Orihuela, un año después del diluvio

La ciudad alicantina se recupera de las inundaciones de 2019, pero sigue esperando las ayudas prometidas

Una mujer se asoma a la calle donde se encuentran sus pertenencias tras las inundaciones en Orihuela en 2019.
Una mujer se asoma a la calle donde se encuentran sus pertenencias tras las inundaciones en Orihuela en 2019.Mònica Torres

El cielo se desplomó sobre Orihuela (Alicante) hace un año. El 12 de septiembre de 2019, sobre las 10 de la mañana, unas horas antes de lo previsto por los servicios meteorológicos, comenzó a diluviar. En dos horas cayeron 200 litros por metro cuadrado, que llegaron a 600 durante dos días de temporal sin interrupción. De la sierra en la que se apoya la ciudad alicantina caían cataratas de agua. Las acequias que la envuelven se desbordaron; el río Segura, que cruza el municipio, estuvo a unos palmos de sobrepasar su límite.
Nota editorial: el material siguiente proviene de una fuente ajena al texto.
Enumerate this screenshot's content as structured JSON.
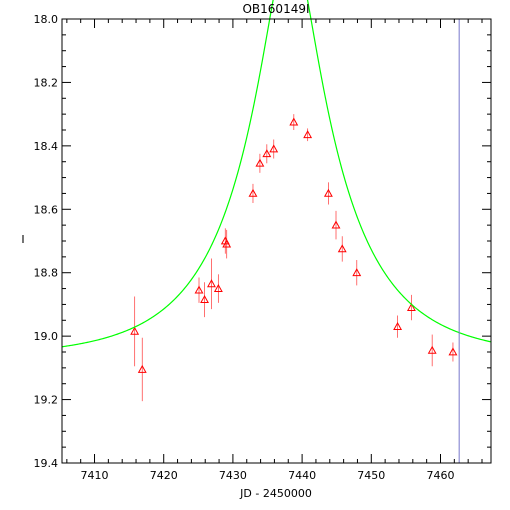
{
  "chart_data": {
    "type": "scatter",
    "title": "OB160149I",
    "xlabel": "JD - 2450000",
    "ylabel": "I",
    "xlim": [
      7405.3,
      7467.3
    ],
    "ylim": [
      19.4,
      18.0
    ],
    "y_inverted": true,
    "x_ticks": [
      "7410",
      "7420",
      "7430",
      "7440",
      "7450",
      "7460"
    ],
    "x_tick_values": [
      7410,
      7420,
      7430,
      7440,
      7450,
      7460
    ],
    "y_ticks": [
      "18.0",
      "18.2",
      "18.4",
      "18.6",
      "18.8",
      "19.0",
      "19.2",
      "19.4"
    ],
    "y_tick_values": [
      18.0,
      18.2,
      18.4,
      18.6,
      18.8,
      19.0,
      19.2,
      19.4
    ],
    "grid": false,
    "vertical_marker_x": 7462.7,
    "points": [
      {
        "x": 7415.8,
        "y": 18.985,
        "err": 0.11
      },
      {
        "x": 7416.9,
        "y": 19.105,
        "err": 0.1
      },
      {
        "x": 7425.1,
        "y": 18.855,
        "err": 0.04
      },
      {
        "x": 7425.9,
        "y": 18.885,
        "err": 0.055
      },
      {
        "x": 7426.9,
        "y": 18.835,
        "err": 0.08
      },
      {
        "x": 7427.9,
        "y": 18.85,
        "err": 0.045
      },
      {
        "x": 7428.9,
        "y": 18.7,
        "err": 0.04
      },
      {
        "x": 7429.1,
        "y": 18.71,
        "err": 0.045
      },
      {
        "x": 7432.9,
        "y": 18.55,
        "err": 0.03
      },
      {
        "x": 7433.9,
        "y": 18.455,
        "err": 0.03
      },
      {
        "x": 7434.9,
        "y": 18.425,
        "err": 0.03
      },
      {
        "x": 7435.9,
        "y": 18.41,
        "err": 0.03
      },
      {
        "x": 7438.8,
        "y": 18.325,
        "err": 0.025
      },
      {
        "x": 7440.8,
        "y": 18.365,
        "err": 0.02
      },
      {
        "x": 7443.8,
        "y": 18.55,
        "err": 0.035
      },
      {
        "x": 7444.9,
        "y": 18.65,
        "err": 0.045
      },
      {
        "x": 7445.8,
        "y": 18.725,
        "err": 0.04
      },
      {
        "x": 7447.9,
        "y": 18.8,
        "err": 0.04
      },
      {
        "x": 7453.8,
        "y": 18.97,
        "err": 0.035
      },
      {
        "x": 7455.8,
        "y": 18.91,
        "err": 0.04
      },
      {
        "x": 7458.8,
        "y": 19.045,
        "err": 0.05
      },
      {
        "x": 7461.8,
        "y": 19.05,
        "err": 0.03
      }
    ],
    "model_curve": {
      "t0": 7438.3,
      "i_base": 19.068,
      "u0": 0.24,
      "tE": 15.0,
      "blend_fraction": 0.72,
      "x_range": [
        7405.3,
        7467.3
      ]
    },
    "colors": {
      "axes": "#000000",
      "points": "#ff0000",
      "error_bars": "#ff0000",
      "model_curve": "#00ff00",
      "vertical_marker": "#7777cc"
    }
  }
}
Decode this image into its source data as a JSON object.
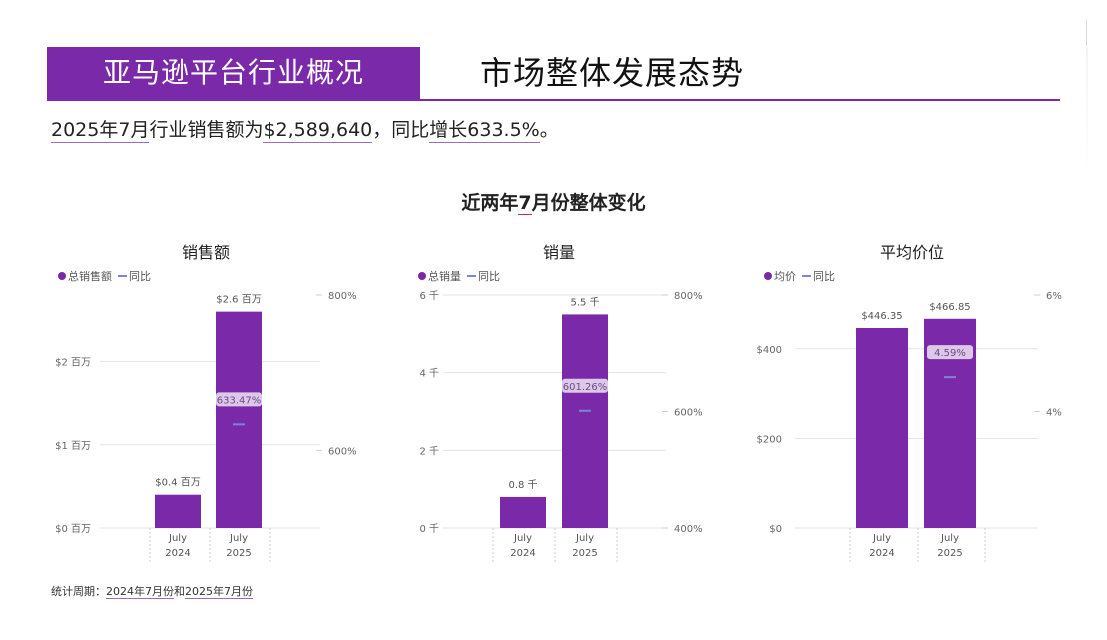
{
  "header": {
    "left_title": "亚马逊平台行业概况",
    "right_title": "市场整体发展态势"
  },
  "summary": {
    "period": "2025年7月",
    "text1": "行业销售额为",
    "sales": "$2,589,640",
    "text2": "，同比",
    "growth_label": "增长633.5%",
    "text3": "。"
  },
  "section": {
    "title_a": "近两年",
    "title_u": "7",
    "title_b": "月份整体变化"
  },
  "colors": {
    "bar": "#7a2aa8",
    "yoy_line": "#7b84d6",
    "grid": "#e3e3e3"
  },
  "charts": [
    {
      "title": "销售额",
      "legend_bar": "总销售额",
      "legend_line": "同比"
    },
    {
      "title": "销量",
      "legend_bar": "总销量",
      "legend_line": "同比"
    },
    {
      "title": "平均价位",
      "legend_bar": "均价",
      "legend_line": "同比"
    }
  ],
  "footer": {
    "prefix": "统计周期：",
    "start": "2024年7月份",
    "mid": "和",
    "end": "2025年7月份"
  },
  "chart_data": [
    {
      "type": "bar",
      "title": "销售额",
      "categories": [
        "July 2024",
        "July 2025"
      ],
      "category_lines": [
        [
          "July",
          "2024"
        ],
        [
          "July",
          "2025"
        ]
      ],
      "series": [
        {
          "name": "总销售额",
          "type": "bar",
          "values": [
            0.4,
            2.6
          ],
          "value_labels": [
            "$0.4 百万",
            "$2.6 百万"
          ]
        },
        {
          "name": "同比",
          "type": "line",
          "axis": "right",
          "values": [
            null,
            633.47
          ],
          "value_labels": [
            null,
            "633.47%"
          ]
        }
      ],
      "y_left": {
        "min": 0,
        "max": 2.8,
        "ticks": [
          0,
          1,
          2
        ],
        "tick_labels": [
          "$0 百万",
          "$1 百万",
          "$2 百万"
        ]
      },
      "y_right": {
        "min": 500,
        "max": 800,
        "ticks": [
          600,
          800
        ],
        "tick_labels": [
          "600%",
          "800%"
        ]
      },
      "grid": true,
      "legend": "top-left"
    },
    {
      "type": "bar",
      "title": "销量",
      "categories": [
        "July 2024",
        "July 2025"
      ],
      "category_lines": [
        [
          "July",
          "2024"
        ],
        [
          "July",
          "2025"
        ]
      ],
      "series": [
        {
          "name": "总销量",
          "type": "bar",
          "values": [
            0.8,
            5.5
          ],
          "value_labels": [
            "0.8 千",
            "5.5 千"
          ]
        },
        {
          "name": "同比",
          "type": "line",
          "axis": "right",
          "values": [
            null,
            601.26
          ],
          "value_labels": [
            null,
            "601.26%"
          ]
        }
      ],
      "y_left": {
        "min": 0,
        "max": 6,
        "ticks": [
          0,
          2,
          4,
          6
        ],
        "tick_labels": [
          "0 千",
          "2 千",
          "4 千",
          "6 千"
        ]
      },
      "y_right": {
        "min": 400,
        "max": 800,
        "ticks": [
          400,
          600,
          800
        ],
        "tick_labels": [
          "400%",
          "600%",
          "800%"
        ]
      },
      "grid": true,
      "legend": "top-left"
    },
    {
      "type": "bar",
      "title": "平均价位",
      "categories": [
        "July 2024",
        "July 2025"
      ],
      "category_lines": [
        [
          "July",
          "2024"
        ],
        [
          "July",
          "2025"
        ]
      ],
      "series": [
        {
          "name": "均价",
          "type": "bar",
          "values": [
            446.35,
            466.85
          ],
          "value_labels": [
            "$446.35",
            "$466.85"
          ]
        },
        {
          "name": "同比",
          "type": "line",
          "axis": "right",
          "values": [
            null,
            4.59
          ],
          "value_labels": [
            null,
            "4.59%"
          ]
        }
      ],
      "y_left": {
        "min": 0,
        "max": 520,
        "ticks": [
          0,
          200,
          400
        ],
        "tick_labels": [
          "$0",
          "$200",
          "$400"
        ]
      },
      "y_right": {
        "min": 2.0,
        "max": 6.0,
        "ticks": [
          4,
          6
        ],
        "tick_labels": [
          "4%",
          "6%"
        ]
      },
      "grid": true,
      "legend": "top-left"
    }
  ]
}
La canalización del trasvase Tajo-Segura, que bordea la localidad, se rompió. Durante cuatro días, la monumental Orihuela, el pueblo en el que nació Miguel Hernández, quedó aislada por la DANA (depresión aislada en niveles altos) de septiembre.

Prácticamente, desde la DANA no ha vuelto a llover más que algún chaparrón ocasional. Sin embargo, la cicatriz de la altura de la inundación sigue viva y enmohecida en el Centro Ocupacional Oriol. Un centro de día y residencial en el que convivían 28 discapacitados y que fue arrasado por la riada. Una capa de barro cubre todo el suelo, una silla de ruedas embarrada ocupa el lugar de la conserjería, las habitaciones y dependencias permanecen inservibles. Solo quedan algunos murales de cartulina confeccionados por los usuarios, una máquina encuadernadora con destino a la chatarra y unos cuantos trofeos en una vitrina que vivió tiempos mejores.

“Sobre las 10 se puso a llover”, rememora María del Mar, conserje del centro. Ella, dos cocineras, cuatro monitores y una psicóloga daban atención a los 16 usuarios que estaban allí cuando “empezó a entrar agua por todas partes”. La ubicación del centro, junto a la sierra, se convirtió en una trampa. “Nos tuvieron que rescatar con lanchas”, relata la conserje. Mientras, se encargaron de tranquilizar a los residentes. “Estaban muy asustados, porque esta era su casa y la estaban perdiendo”.

Miembros de la UME ayudan en las labores de rescate de Orihuela tras las inundaciones provocadas por la gota fría en 2019.
Miembros de la UME ayudan en las labores de rescate de Orihuela tras las inundaciones provocadas por la gota fría en 2019.UME

Tras un año de tumbos por diversas localidades de la comarca, recalarán en un inmueble en Hurchillo, una de las muchas pedanías oriolanas, que van a convertir en viviendas para residente, explica su directora, Lola Fabregat. El local arrasado por el diluvio quedará, una vez recuperado, como centro de día.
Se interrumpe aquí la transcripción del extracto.